Речь ее становилась все более сбивчивой, она задыхалась, губы ее так почернели, что казалось, вот-вот наступит катастрофа.
— О тетя, тетя! — шептала в ужасе Полина. — Если бы ты только знала, какой вред ты себе приносишь!
— А тебе только этого и нужно, ведь правда? Да, я тебя хорошо знаю, твой план созрел давно. Ты только затем и вошла в наш дом, чтобы всех погубить и разорить. Твоя цель — забрать дом в свои руки, а я тебе мешаю… Ах, дрянь ты этакая! Отчего я тебя не уничтожила в первый же день… Я тебя ненавижу, ненавижу!
Полина стояла неподвижно и тихо плакала. С уст ее срывалось только:
— Боже мой!.. Боже мой!..
Наконец силы г-жи Шанто иссякли.
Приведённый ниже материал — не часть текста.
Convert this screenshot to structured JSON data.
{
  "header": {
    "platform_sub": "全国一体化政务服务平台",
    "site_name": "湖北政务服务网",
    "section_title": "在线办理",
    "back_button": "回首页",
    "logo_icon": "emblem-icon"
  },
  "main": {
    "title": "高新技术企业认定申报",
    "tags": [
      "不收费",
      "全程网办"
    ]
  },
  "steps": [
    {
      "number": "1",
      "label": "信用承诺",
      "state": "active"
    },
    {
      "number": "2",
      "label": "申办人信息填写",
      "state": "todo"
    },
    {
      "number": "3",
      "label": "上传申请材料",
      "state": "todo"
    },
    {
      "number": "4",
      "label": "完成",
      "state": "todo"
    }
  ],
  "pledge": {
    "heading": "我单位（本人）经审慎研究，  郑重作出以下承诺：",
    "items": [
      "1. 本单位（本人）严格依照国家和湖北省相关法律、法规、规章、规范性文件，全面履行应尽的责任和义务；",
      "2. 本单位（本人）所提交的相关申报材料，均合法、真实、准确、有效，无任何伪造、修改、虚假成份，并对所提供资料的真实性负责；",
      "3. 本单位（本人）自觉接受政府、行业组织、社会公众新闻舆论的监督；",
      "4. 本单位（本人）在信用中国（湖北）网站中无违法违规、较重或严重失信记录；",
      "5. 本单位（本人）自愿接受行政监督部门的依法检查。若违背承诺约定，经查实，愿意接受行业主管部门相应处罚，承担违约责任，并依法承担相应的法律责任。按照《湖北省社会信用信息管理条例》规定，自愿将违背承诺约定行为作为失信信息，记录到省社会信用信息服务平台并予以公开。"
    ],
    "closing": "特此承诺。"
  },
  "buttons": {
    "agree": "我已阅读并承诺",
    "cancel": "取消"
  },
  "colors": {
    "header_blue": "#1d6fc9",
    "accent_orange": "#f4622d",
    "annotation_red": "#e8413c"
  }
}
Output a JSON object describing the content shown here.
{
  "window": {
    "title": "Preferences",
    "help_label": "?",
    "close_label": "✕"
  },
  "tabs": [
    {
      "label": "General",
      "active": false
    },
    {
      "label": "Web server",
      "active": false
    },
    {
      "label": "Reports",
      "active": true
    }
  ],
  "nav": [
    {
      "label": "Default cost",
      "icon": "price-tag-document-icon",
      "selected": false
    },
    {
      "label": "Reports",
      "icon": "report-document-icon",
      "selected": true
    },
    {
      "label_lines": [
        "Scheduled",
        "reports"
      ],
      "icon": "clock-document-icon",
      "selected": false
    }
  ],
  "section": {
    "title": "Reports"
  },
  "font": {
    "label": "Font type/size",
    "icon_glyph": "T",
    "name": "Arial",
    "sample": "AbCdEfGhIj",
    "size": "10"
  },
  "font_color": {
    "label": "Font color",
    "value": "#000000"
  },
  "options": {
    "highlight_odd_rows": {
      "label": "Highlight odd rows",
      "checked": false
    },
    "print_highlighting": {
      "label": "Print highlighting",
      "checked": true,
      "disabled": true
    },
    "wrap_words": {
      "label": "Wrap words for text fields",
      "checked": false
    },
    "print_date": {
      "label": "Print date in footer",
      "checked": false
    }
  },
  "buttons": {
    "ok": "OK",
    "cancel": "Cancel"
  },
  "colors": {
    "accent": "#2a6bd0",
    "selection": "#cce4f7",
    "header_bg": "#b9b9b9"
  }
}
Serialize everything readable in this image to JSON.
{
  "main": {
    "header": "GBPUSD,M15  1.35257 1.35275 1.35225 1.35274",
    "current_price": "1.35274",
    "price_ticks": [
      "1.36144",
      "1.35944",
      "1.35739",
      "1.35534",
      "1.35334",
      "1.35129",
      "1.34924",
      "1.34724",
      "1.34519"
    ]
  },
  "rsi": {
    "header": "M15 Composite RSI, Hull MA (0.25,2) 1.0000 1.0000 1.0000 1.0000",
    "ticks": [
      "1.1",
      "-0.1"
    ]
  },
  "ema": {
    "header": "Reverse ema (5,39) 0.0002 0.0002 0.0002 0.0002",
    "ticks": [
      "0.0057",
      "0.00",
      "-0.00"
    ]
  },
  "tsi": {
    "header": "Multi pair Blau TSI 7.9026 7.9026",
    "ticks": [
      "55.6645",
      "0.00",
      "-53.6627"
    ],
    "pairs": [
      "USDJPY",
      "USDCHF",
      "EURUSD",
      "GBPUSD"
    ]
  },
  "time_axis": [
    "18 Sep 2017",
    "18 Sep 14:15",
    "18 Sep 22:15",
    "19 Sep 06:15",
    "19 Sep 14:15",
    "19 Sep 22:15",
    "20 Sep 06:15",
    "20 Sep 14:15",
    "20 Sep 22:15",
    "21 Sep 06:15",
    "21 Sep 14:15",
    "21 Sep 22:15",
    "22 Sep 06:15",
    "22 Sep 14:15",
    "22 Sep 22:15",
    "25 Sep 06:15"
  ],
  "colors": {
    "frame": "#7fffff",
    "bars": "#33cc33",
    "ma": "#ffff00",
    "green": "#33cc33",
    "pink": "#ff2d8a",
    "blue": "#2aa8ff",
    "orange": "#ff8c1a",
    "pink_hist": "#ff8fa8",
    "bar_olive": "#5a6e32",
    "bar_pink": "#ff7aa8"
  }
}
Приступ злобы сменился детским ужасом. Она упала на подушки.
— Не подходи ко мне, не трогай меня… Если ты до меня дотронешься, я закричу… Нет, нет, я не стану пить! Это отрава.
Больная скрюченными пальцами натягивала на себя одеяло, зарывала голову в подушки, сжимала губы. Когда племянница, растерянная, подходила к ней, стараясь ее успокоить, она начинала рыдать.
— Тетя, будь же благоразумна… Я тебя ничего не заставлю принимать, если ты сама не захочешь.
— Но у тебя бутылка… О, я боюсь, я боюсь!
Г-жа Шанто была в агонии; она в ужасе закинула голову, на лице проступили лиловые пятна. Девушка, боясь, что тетка умрет у нее на руках, позвала Веронику. С большим трудом удалось им вместе приподнять больную и уложить на подушки.